With a breakthrough game in the 59-0 rout of Wisconsin two weeks ago, Jones has suddenly reappeared.
Jones was an overlooked third-string quarterback just four months ago. Now the third-year sophomore is the central figure in a Buckeyes’ offense heading into the national semifinal game against Alabama at the Sugar Bowl on Jan. 1.
No one has ever doubted Jones’ big arm and big talent. But there have been a lot of questions about his intangibles.
He provided a lot of answers with three TD throws in his first collegiate start against Wisconsin in the Big Ten championship game.
A highly recruited prep star, Jones led Cleveland Glenville to the state championship game as a junior.
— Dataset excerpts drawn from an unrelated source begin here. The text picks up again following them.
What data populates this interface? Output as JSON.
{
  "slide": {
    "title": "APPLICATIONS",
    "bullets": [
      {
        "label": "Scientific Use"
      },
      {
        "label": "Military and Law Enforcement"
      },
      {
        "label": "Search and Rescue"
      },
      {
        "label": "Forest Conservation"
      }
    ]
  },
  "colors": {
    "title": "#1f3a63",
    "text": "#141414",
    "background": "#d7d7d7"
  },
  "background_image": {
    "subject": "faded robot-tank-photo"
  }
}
When he graduated Glenville, he spent another year at a military school to buck up his grades.
But his early years at Ohio State were marked by being way down on the depth chart behind Braxton Miller and backup Kenny Guiton — and his tweet.
On Oct. 5, 2012, a day before the unbeaten Buckeyes under first-year coach Urban Meyer beat No. 21 Nebraska 63-38, Jones turned to social media to vent.
“Why should we have to go to class if we came here to play FOOTBALL” he railed in the tweet. “We ain’t come to play SCHOOL, classes are POINTLESS”
Meyer suspended him soon after.
“It was just something that I did,” Jones said on Thursday. “I was young and very immature at that time. Of course, I didn’t feel that way about academics and, of course, no one in this program feels that way about academics. It’s just something that’s in the past that we got over as a team. I’m still dealing with it on social media, but it’s in the past.”